Pengamat komunikasi politik Universitas Esa Unggul M. Jamiluddin Ritonga, menyoroti target elite PSI yang ingin menjadikan Jateng sebagai kandang partai berlogo gajah itu. Dalam politik, Jateng selama ini identik dengan basis massa kandang PDI Perjuangan (PDIP).
Menurutnya, target PSI itu tak mudah karena ada dua penyebab utama. Dia menyebut faktor pertama yakni pengaruh Jokowi dan Ketua Umum PDIP Megawati Soekarnoputri yang berbeda di Jateng.
Jokowi lebih populis dan Megawati cenderung ideologis. Pengaruh Jokowi lebih personal, berbasis populis, dan berorientasi pada bantuan sosial (bansos),”
kata Jamil, dalam keterangannya, Senin, 6 Juli 2026.
Jamil menyampaikan pendekatan Jokowi lebih pragmatis dan bisa mendongkrak elektoral dalam waktu singkat. Namun pengaruh Jokowi itu tidak mengakar di masyarakat. Dia menilai, hubungan Jokowi dengan calon pemilih saat ini lebih sesaat.
Karena itu, pengaruh Jokowi akan cepat berubah bila popularitasnya meluntur dan masyarakat tidak mendapat bansos. Calon pemilih akan berpindah haluan bila mereka tak memperoleh manfaat ekonomi dari Jokowi,”
jelas Jamil.
Lebih lanjut ia menekankan, berbeda dengan pengaruh Megawati yang lebih bertumpu pada mesin ideologis dan kultural PDIP yang sudah mengakar sejak Orde Baru.
Pendekatan ini mampu menghasilkan pemilih tradisional PDIP yang memiliki loyalitas ideologis yang kuat terhadap Bung Karno dan Megawati,”
jelas eks Dekan FIKOM IISIP itu.
Bagi Jamil, Megawati punya pendekatan dengan menciptakan huhungan yang kuat dengan massa pendukungnya. Kata dia, pendekatan itu menghasilkan pendukung militan terhadap Megawati.

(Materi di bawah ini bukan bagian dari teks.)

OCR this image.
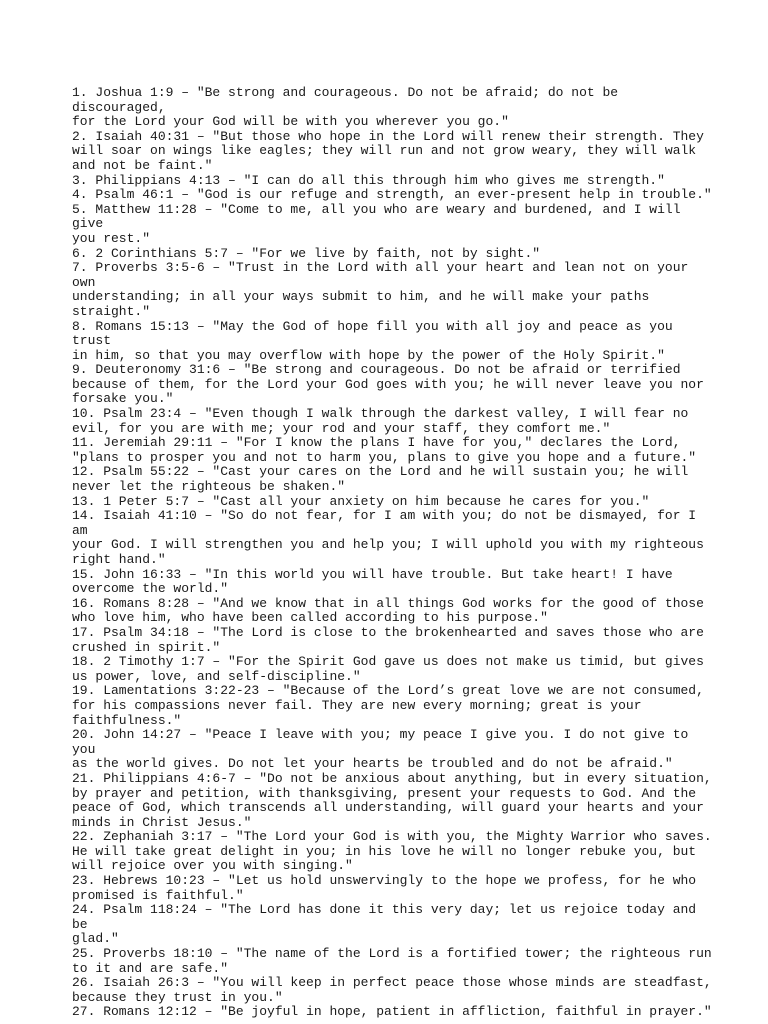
1. Joshua 1:9 – "Be strong and courageous. Do not be afraid; do not be discouraged,
for the Lord your God will be with you wherever you go."
2. Isaiah 40:31 – "But those who hope in the Lord will renew their strength. They
will soar on wings like eagles; they will run and not grow weary, they will walk
and not be faint."
3. Philippians 4:13 – "I can do all this through him who gives me strength."
4. Psalm 46:1 – "God is our refuge and strength, an ever-present help in trouble."
5. Matthew 11:28 – "Come to me, all you who are weary and burdened, and I will give
you rest."
6. 2 Corinthians 5:7 – "For we live by faith, not by sight."
7. Proverbs 3:5-6 – "Trust in the Lord with all your heart and lean not on your own
understanding; in all your ways submit to him, and he will make your paths
straight."
8. Romans 15:13 – "May the God of hope fill you with all joy and peace as you trust
in him, so that you may overflow with hope by the power of the Holy Spirit."
9. Deuteronomy 31:6 – "Be strong and courageous. Do not be afraid or terrified
because of them, for the Lord your God goes with you; he will never leave you nor
forsake you."
10. Psalm 23:4 – "Even though I walk through the darkest valley, I will fear no
evil, for you are with me; your rod and your staff, they comfort me."
11. Jeremiah 29:11 – "For I know the plans I have for you," declares the Lord,
"plans to prosper you and not to harm you, plans to give you hope and a future."
12. Psalm 55:22 – "Cast your cares on the Lord and he will sustain you; he will
never let the righteous be shaken."
13. 1 Peter 5:7 – "Cast all your anxiety on him because he cares for you."
14. Isaiah 41:10 – "So do not fear, for I am with you; do not be dismayed, for I am
your God. I will strengthen you and help you; I will uphold you with my righteous
right hand."
15. John 16:33 – "In this world you will have trouble. But take heart! I have
overcome the world."
16. Romans 8:28 – "And we know that in all things God works for the good of those
who love him, who have been called according to his purpose."
17. Psalm 34:18 – "The Lord is close to the brokenhearted and saves those who are
crushed in spirit."
18. 2 Timothy 1:7 – "For the Spirit God gave us does not make us timid, but gives
us power, love, and self-discipline."
19. Lamentations 3:22-23 – "Because of the Lord’s great love we are not consumed,
for his compassions never fail. They are new every morning; great is your
faithfulness."
20. John 14:27 – "Peace I leave with you; my peace I give you. I do not give to you
as the world gives. Do not let your hearts be troubled and do not be afraid."
21. Philippians 4:6-7 – "Do not be anxious about anything, but in every situation,
by prayer and petition, with thanksgiving, present your requests to God. And the
peace of God, which transcends all understanding, will guard your hearts and your
minds in Christ Jesus."
22. Zephaniah 3:17 – "The Lord your God is with you, the Mighty Warrior who saves.
He will take great delight in you; in his love he will no longer rebuke you, but
will rejoice over you with singing."
23. Hebrews 10:23 – "Let us hold unswervingly to the hope we profess, for he who
promised is faithful."
24. Psalm 118:24 – "The Lord has done it this very day; let us rejoice today and be
glad."
25. Proverbs 18:10 – "The name of the Lord is a fortified tower; the righteous run
to it and are safe."
26. Isaiah 26:3 – "You will keep in perfect peace those whose minds are steadfast,
because they trust in you."
27. Romans 12:12 – "Be joyful in hope, patient in affliction, faithful in prayer."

Para pendukung militan ini tak mudah berubah haluan. Slogan mereka, sekali mendukung Megawati, sampai mati tetap Megawati,”
tutur Jamil.
Maka itu, menurutnya dengan melihat pengaruh Jokowi dan Megawati, tampaknya sulit menggeser Jateng dari kandang banteng ke kandang gajah. Ada perbedaan level pengaruh antara figur Jokowi dan Megawati.

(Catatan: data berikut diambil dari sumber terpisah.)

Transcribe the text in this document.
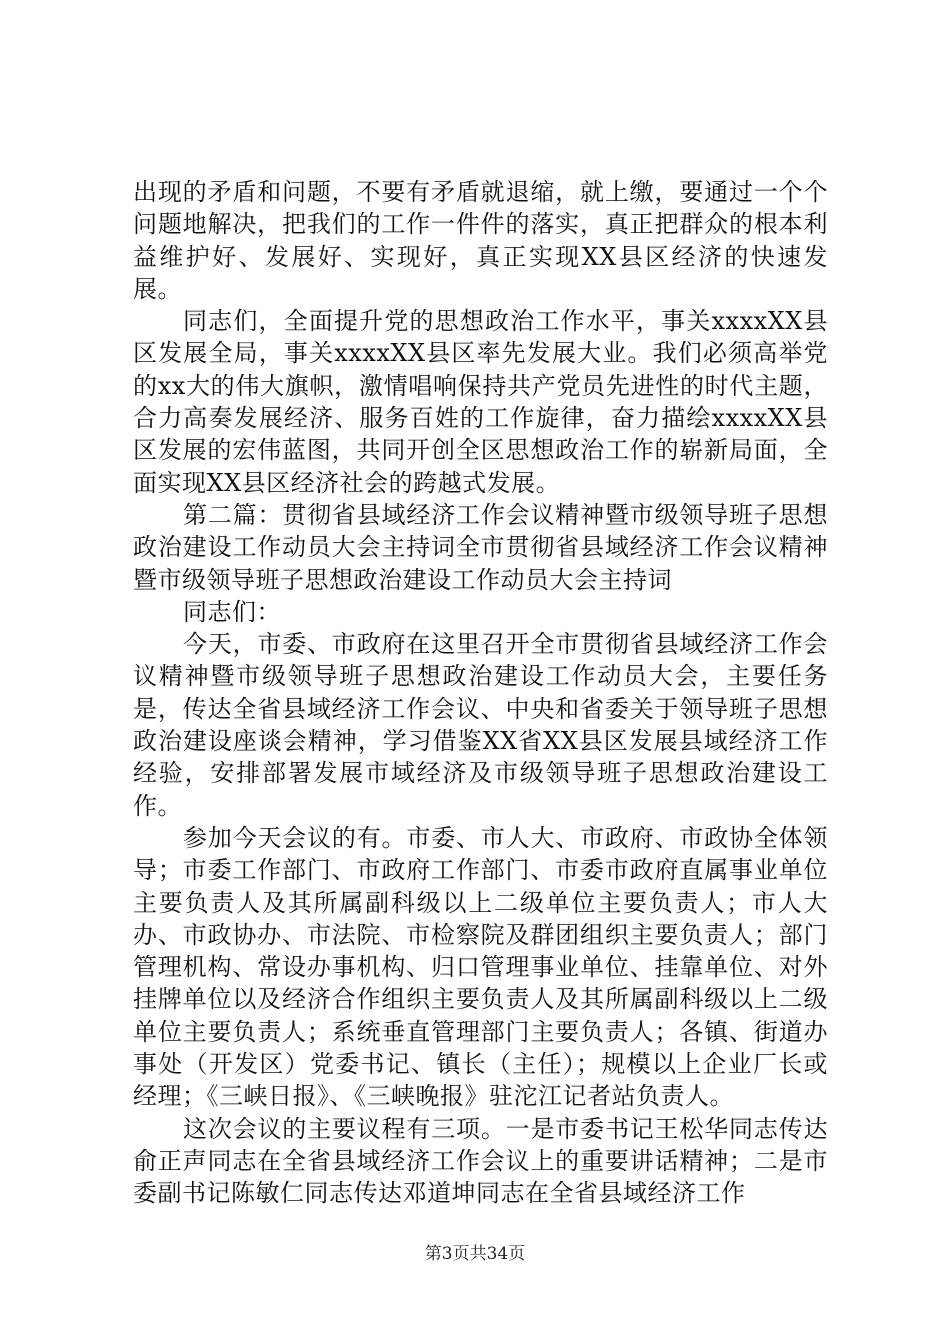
出现的矛盾和问题，不要有矛盾就退缩，就上缴，要通过一个个问题地解决，把我们的工作一件件的落实，真正把群众的根本利益维护好、发展好、实现好，真正实现XX县区经济的快速发展。

同志们，全面提升党的思想政治工作水平，事关xxxxXX县区发展全局，事关xxxxXX县区率先发展大业。我们必须高举党的xx大的伟大旗帜，激情唱响保持共产党员先进性的时代主题，合力高奏发展经济、服务百姓的工作旋律，奋力描绘xxxxXX县区发展的宏伟蓝图，共同开创全区思想政治工作的崭新局面，全面实现XX县区经济社会的跨越式发展。

第二篇：贯彻省县域经济工作会议精神暨市级领导班子思想政治建设工作动员大会主持词全市贯彻省县域经济工作会议精神暨市级领导班子思想政治建设工作动员大会主持词

同志们：

今天，市委、市政府在这里召开全市贯彻省县域经济工作会议精神暨市级领导班子思想政治建设工作动员大会，主要任务是，传达全省县域经济工作会议、中央和省委关于领导班子思想政治建设座谈会精神，学习借鉴XX省XX县区发展县域经济工作经验，安排部署发展市域经济及市级领导班子思想政治建设工作。

参加今天会议的有。市委、市人大、市政府、市政协全体领导；市委工作部门、市政府工作部门、市委市政府直属事业单位主要负责人及其所属副科级以上二级单位主要负责人；市人大办、市政协办、市法院、市检察院及群团组织主要负责人；部门管理机构、常设办事机构、归口管理事业单位、挂靠单位、对外挂牌单位以及经济合作组织主要负责人及其所属副科级以上二级单位主要负责人；系统垂直管理部门主要负责人；各镇、街道办事处（开发区）党委书记、镇长（主任）；规模以上企业厂长或经理；《三峡日报》、《三峡晚报》驻沱江记者站负责人。

这次会议的主要议程有三项。一是市委书记王松华同志传达俞正声同志在全省县域经济工作会议上的重要讲话精神；二是市委副书记陈敏仁同志传达邓道坤同志在全省县域经济工作

第3页共34页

Pengaruh Jokowi yang populis masih sulit mengalahkan pengaruh Megawati yang ideologis di Jawa Tengah,”
jelas Jamil.
Pun, faktor kedua dinilai dari perolehan kursi DPRD Provinsi Jateng pada Pileg 2024. Dia bilang dari hasil Pileg 2024, menguatkan prediksi PSI bakal sulit menjadikan Jateng sebagai kandang gajah.
PSI hanya memperoleh dua kursi, sementara PDIP menyabet 33 kursi. Jumlah kursi yang sangat minim itu membuat PSI di Jateng hanya partai gurem,”
ujar Jamil.
Dia mengatakan demikian karena PSI menuju Pileg 2024 sudah menggunakan slogan ‘PSI partainya Jokowi’. Lalu, status Jokowi saat itu juga masih menjabat RI-1 yang memiliki modal politik, modal ekonomi, dan modal sosial.

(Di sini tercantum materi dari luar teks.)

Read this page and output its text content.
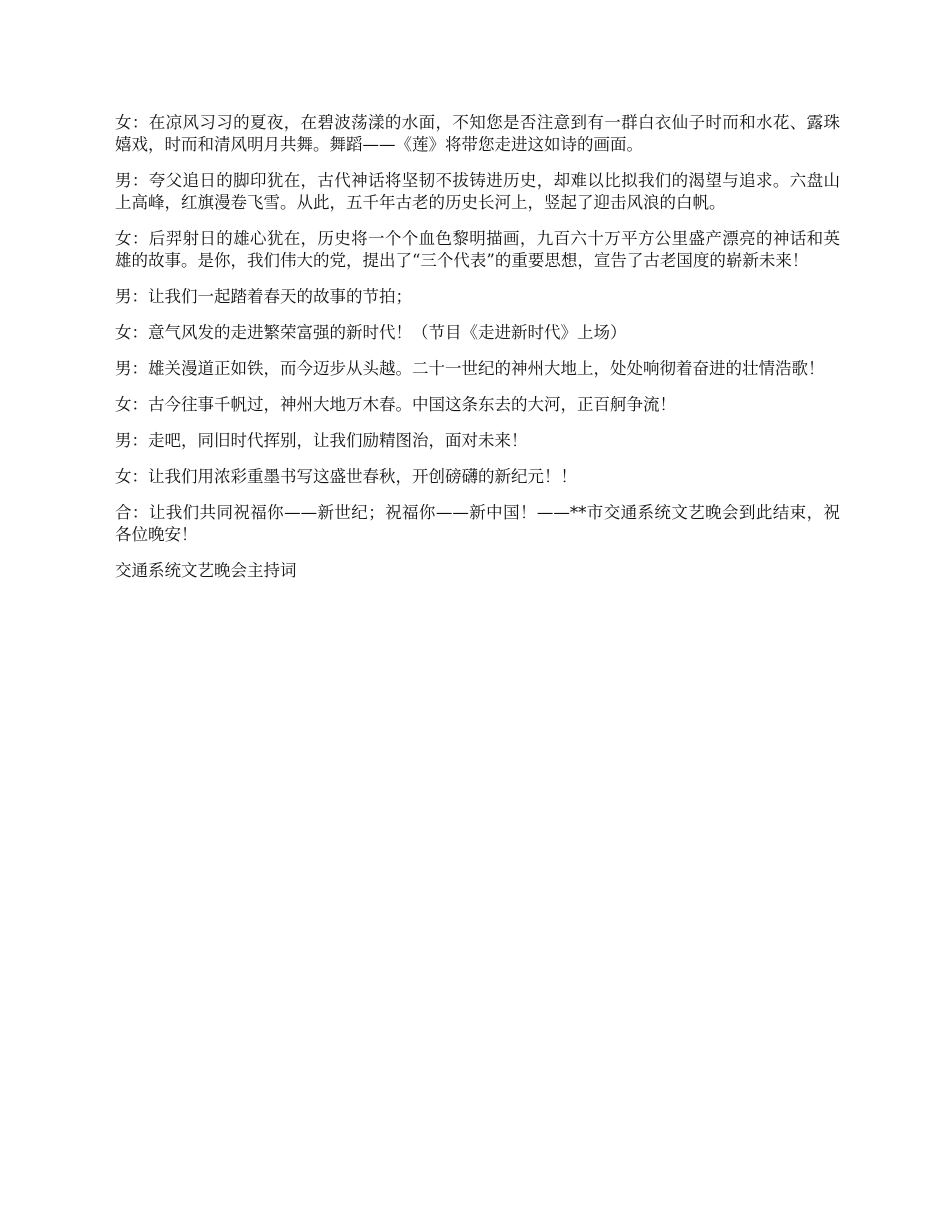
女：在凉风习习的夏夜，在碧波荡漾的水面，不知您是否注意到有一群白衣仙子时而和水花、露珠嬉戏，时而和清风明月共舞。舞蹈——《莲》将带您走进这如诗的画面。

男：夸父追日的脚印犹在，古代神话将坚韧不拔铸进历史，却难以比拟我们的渴望与追求。六盘山上高峰，红旗漫卷飞雪。从此，五千年古老的历史长河上，竖起了迎击风浪的白帆。

女：后羿射日的雄心犹在，历史将一个个血色黎明描画，九百六十万平方公里盛产漂亮的神话和英雄的故事。是你，我们伟大的党，提出了“三个代表”的重要思想，宣告了古老国度的崭新未来！

男：让我们一起踏着春天的故事的节拍；

女：意气风发的走进繁荣富强的新时代！（节目《走进新时代》上场）

男：雄关漫道正如铁，而今迈步从头越。二十一世纪的神州大地上，处处响彻着奋进的壮情浩歌！

女：古今往事千帆过，神州大地万木春。中国这条东去的大河，正百舸争流！

男：走吧，同旧时代挥别，让我们励精图治，面对未来！

女：让我们用浓彩重墨书写这盛世春秋，开创磅礴的新纪元！！

合：让我们共同祝福你——新世纪；祝福你——新中国！——**市交通系统文艺晚会到此结束，祝各位晚安！

交通系统文艺晚会主持词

Tapi, dari perolehan kursi PSI untuk DPRD Jateng tetap sangat sedikit.
Jadi, dari perolehan kursi itu, jelas PSI akan sulit menjadikan Jateng sebagai kandangnya bila hanya mengandalkan Jokowi. Setidaknya perkiraan itu akan berlaku hingga Pileg 2029,”
ujar Jamil.
Sebelumnya, elite PSI dengan pede menyampaikan rencana safari politik Jokowi akan berlanjut ke Jateng di pertengahan Juli. Elite PSI sesumbar siap menjadikan Jateng sebagai kandang partai berlambang gajah itu.